Uzabase sells Quartz to the site's CEO and staff

Anthony Ha
·2 min read
Yusuke Umeda, co-chief executive officer of Uzabase Inc., speaks during an interview in Tokyo, Japan, on Wednesday, Sept. 19, 2018. Umeda, the 37-year-old co-founder of Uzabase, is considering moving his firms headquarters to the U.S. just months after agreeing to pay as much as $110 million for New York-based news publication Quartz. Photographer: Tomohiro Ohsumi/Bloomberg via Getty Images
Yusuke Umeda, co-chief executive officer of Uzabase Inc., speaks during an interview in Tokyo, Japan, on Wednesday, Sept. 19, 2018. Umeda, the 37-year-old co-founder of Uzabase, is considering moving his firms headquarters to the U.S. just months after agreeing to pay as much as $110 million for New York-based news publication Quartz. Photographer: Tomohiro Ohsumi/Bloomberg via Getty Images

Quartz is going private, with co-founder and CEO Zach Seward buying the business news site from its current owner Uzabase.

In his post announcing the deal, Seward described the move as a management buyout that will also see Editor in Chief Katherine Bell and the rest of the Quartz staff taking equity in the new company.

"Most of the time, I hope, Quartz’s finances and our corporate parentage are irrelevant, as long as we’re doing our job well," he wrote. "But this is an important moment in the life of our company, and we want to share it with all of you, whose readership and enthusiasm for Quartz have carried us successfully through the past eight years."

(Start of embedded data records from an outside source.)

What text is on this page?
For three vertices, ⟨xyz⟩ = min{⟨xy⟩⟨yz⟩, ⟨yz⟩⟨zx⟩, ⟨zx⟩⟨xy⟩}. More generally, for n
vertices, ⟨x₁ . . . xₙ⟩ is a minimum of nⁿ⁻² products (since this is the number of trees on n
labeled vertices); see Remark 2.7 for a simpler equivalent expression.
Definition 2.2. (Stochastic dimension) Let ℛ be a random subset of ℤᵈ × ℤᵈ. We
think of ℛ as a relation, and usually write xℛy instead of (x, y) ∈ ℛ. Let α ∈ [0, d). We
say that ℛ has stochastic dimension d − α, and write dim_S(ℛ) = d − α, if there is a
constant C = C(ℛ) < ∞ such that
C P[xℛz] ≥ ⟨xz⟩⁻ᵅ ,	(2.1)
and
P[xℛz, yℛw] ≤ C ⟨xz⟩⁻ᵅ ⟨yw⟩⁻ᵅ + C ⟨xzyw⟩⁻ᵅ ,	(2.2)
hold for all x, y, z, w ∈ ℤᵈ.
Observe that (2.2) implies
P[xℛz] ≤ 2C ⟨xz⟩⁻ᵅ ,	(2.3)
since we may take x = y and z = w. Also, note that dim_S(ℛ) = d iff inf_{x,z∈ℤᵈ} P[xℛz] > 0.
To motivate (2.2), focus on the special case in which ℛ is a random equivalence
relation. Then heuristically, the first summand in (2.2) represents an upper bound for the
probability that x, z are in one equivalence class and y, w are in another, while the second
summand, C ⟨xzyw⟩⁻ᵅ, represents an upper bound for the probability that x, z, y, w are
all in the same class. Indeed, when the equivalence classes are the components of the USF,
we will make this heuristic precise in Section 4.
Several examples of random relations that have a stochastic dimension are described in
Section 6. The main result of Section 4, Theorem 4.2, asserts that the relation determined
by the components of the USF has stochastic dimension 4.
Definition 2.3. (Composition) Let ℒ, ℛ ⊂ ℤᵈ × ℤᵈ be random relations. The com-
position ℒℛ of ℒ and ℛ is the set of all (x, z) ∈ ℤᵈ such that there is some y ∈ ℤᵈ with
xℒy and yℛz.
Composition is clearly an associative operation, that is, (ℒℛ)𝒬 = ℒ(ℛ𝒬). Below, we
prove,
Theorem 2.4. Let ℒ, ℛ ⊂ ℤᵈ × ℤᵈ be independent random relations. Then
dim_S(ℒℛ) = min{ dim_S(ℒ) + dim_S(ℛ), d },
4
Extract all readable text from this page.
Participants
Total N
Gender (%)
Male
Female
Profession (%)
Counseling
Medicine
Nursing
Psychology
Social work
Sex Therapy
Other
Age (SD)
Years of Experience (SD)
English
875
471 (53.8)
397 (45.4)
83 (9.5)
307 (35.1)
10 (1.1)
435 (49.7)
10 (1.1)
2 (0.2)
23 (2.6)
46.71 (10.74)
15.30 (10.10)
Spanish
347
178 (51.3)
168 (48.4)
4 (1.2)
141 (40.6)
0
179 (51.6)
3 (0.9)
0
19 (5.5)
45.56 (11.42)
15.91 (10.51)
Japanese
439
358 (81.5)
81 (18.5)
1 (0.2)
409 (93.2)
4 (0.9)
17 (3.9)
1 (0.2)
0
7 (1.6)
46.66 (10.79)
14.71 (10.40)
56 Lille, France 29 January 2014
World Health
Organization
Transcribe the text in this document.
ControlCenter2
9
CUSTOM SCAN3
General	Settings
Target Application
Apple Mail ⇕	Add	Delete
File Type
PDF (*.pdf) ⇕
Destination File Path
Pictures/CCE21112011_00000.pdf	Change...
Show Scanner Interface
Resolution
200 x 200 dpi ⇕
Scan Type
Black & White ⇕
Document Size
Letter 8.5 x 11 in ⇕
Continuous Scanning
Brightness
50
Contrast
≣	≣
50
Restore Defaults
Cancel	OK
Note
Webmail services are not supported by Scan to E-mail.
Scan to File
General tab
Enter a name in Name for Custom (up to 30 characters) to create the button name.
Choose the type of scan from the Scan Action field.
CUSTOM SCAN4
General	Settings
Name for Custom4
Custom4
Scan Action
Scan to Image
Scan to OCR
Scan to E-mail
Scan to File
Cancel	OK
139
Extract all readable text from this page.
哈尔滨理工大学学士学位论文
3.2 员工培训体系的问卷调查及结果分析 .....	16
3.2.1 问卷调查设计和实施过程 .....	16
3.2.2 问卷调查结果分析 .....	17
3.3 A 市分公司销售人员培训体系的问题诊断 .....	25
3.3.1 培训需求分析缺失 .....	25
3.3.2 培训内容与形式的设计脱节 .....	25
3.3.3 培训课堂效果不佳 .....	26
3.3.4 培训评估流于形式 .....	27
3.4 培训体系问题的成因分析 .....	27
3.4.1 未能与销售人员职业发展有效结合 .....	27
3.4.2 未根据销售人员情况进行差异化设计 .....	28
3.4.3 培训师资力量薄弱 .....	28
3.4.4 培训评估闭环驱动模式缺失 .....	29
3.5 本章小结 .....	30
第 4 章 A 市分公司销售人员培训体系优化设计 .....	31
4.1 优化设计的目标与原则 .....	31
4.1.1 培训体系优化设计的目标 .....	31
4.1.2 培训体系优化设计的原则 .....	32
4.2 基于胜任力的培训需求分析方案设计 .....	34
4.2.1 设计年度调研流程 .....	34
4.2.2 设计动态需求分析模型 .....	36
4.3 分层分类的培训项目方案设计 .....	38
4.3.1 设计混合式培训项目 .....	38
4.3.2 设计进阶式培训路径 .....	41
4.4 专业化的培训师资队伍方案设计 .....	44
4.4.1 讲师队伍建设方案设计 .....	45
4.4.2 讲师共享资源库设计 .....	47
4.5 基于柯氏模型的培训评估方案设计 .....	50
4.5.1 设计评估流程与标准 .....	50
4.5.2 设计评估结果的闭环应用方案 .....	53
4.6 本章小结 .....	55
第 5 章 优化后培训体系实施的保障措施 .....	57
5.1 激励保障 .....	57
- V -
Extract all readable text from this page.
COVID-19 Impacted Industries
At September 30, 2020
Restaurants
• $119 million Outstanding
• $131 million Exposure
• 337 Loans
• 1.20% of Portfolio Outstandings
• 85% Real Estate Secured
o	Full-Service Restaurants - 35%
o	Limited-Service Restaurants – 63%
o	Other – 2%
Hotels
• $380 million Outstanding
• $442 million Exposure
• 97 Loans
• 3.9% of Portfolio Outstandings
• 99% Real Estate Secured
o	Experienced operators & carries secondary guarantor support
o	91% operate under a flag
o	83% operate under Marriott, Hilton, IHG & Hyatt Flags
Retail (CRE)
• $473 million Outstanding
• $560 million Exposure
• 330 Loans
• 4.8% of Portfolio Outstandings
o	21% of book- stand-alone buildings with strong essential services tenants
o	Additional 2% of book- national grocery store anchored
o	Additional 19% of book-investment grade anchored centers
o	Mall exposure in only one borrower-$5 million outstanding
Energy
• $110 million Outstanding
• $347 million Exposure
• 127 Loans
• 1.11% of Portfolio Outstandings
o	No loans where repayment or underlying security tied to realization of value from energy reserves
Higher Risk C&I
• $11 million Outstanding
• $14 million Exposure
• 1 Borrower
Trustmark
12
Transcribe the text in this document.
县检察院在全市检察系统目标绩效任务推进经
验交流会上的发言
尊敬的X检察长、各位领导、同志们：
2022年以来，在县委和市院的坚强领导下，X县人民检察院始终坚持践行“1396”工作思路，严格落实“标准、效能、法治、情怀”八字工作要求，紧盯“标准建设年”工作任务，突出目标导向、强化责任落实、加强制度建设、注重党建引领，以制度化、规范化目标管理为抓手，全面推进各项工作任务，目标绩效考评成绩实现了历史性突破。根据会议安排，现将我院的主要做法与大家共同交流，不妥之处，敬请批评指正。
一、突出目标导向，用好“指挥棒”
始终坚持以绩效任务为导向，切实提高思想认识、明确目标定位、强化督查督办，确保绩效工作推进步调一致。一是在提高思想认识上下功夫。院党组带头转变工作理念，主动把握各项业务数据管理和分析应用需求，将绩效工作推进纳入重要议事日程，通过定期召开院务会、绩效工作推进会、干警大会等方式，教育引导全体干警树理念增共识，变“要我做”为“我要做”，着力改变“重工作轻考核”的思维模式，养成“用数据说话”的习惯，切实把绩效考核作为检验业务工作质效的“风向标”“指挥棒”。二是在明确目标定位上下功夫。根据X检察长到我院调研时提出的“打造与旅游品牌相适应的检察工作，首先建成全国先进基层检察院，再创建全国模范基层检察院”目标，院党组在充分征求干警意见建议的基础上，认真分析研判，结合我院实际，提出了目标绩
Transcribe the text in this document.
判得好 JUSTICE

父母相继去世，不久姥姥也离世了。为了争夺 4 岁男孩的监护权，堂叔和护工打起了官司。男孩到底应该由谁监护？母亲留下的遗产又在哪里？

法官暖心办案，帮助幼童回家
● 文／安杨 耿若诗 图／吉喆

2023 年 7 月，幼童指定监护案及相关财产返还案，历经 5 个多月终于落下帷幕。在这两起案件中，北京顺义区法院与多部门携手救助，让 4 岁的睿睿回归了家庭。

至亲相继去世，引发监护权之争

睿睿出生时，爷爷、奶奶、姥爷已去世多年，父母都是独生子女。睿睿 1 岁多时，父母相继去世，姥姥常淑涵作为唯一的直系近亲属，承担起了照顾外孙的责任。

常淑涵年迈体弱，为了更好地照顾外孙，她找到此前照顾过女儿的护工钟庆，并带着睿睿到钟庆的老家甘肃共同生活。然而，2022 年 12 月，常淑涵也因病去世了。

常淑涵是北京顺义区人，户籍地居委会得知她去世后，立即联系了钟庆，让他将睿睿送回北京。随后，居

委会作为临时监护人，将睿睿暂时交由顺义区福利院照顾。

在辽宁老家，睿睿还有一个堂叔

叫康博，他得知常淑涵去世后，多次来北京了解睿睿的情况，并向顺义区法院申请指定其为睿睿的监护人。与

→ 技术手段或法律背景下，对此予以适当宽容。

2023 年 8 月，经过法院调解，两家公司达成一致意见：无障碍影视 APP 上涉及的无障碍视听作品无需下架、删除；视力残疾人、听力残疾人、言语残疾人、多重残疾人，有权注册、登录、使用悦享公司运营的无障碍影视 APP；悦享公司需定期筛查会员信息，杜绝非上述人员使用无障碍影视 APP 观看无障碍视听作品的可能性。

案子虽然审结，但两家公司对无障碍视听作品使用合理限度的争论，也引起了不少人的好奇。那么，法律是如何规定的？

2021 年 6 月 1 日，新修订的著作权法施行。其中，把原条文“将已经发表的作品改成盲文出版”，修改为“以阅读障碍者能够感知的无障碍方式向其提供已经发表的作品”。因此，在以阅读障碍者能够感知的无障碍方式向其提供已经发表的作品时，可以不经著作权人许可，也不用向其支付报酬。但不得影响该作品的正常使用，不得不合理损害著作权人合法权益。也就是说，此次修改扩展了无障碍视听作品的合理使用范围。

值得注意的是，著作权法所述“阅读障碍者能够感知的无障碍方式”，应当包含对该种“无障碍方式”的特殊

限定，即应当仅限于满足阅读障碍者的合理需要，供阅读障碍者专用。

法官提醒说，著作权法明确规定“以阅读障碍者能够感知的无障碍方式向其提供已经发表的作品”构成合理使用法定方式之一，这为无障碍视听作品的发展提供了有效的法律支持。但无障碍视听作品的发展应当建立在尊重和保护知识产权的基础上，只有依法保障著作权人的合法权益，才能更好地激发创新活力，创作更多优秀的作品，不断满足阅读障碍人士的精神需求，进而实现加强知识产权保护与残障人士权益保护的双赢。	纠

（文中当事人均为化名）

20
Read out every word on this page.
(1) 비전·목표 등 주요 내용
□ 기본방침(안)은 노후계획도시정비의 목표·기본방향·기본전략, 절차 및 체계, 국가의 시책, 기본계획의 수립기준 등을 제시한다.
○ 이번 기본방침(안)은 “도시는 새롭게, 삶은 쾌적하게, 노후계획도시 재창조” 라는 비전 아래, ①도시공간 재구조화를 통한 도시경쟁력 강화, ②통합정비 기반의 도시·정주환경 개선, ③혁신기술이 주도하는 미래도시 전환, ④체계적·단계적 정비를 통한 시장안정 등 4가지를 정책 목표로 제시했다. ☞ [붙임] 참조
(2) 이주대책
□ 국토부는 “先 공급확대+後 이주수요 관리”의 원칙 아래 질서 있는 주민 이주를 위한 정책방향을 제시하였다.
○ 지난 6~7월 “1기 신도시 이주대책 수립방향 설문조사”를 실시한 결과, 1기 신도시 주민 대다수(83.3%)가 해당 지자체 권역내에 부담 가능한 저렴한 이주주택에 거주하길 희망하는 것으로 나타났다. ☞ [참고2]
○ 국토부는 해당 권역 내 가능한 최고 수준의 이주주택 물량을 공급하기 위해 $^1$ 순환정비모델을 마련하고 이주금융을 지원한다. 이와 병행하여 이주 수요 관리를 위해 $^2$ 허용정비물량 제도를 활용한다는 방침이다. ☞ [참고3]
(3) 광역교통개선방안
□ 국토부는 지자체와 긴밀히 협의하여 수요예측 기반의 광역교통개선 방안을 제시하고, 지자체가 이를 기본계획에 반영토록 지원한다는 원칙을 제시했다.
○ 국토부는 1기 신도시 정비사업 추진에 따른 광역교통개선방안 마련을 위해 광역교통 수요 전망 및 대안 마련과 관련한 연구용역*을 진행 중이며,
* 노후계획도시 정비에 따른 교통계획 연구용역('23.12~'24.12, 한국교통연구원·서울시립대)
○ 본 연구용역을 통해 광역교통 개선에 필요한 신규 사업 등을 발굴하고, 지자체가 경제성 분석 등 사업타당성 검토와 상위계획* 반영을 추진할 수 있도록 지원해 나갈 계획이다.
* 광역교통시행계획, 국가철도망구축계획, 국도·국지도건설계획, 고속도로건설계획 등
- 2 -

Seward suggested that while Uzabase's ownership was "helpful," the company is "better off right now as a startup, freer to chart our own path." And as a startup, it's looking to raise outside funding.

The Wall Street Journal, which broke the news that Uzabase wanted to sell the property, also reported that Uzabase CEO Yusuke Umeda (pictured above) has made a personal loan to support the site.

Quartz was founded in 2012 by Atlantic Media, then acquired by Uzabase (a Japanese financial data and media company) for $86 million in 2018.

The company has struggled to make the business side work in recent years, reporting a loss of $18.4 million on revenue of $26.4 million in 2019, and cutting about 80 staff positions earlier this year.

In an assessment of the site's troubles published in June, Digiday's Steven Perlberg noted Quartz has been restructuring around its subscription business, but he suggested that it's been caught in digital media's "mushy middle": "Not quite niche enough to be essential to a small group of readers, but not quite big enough to compete at scale."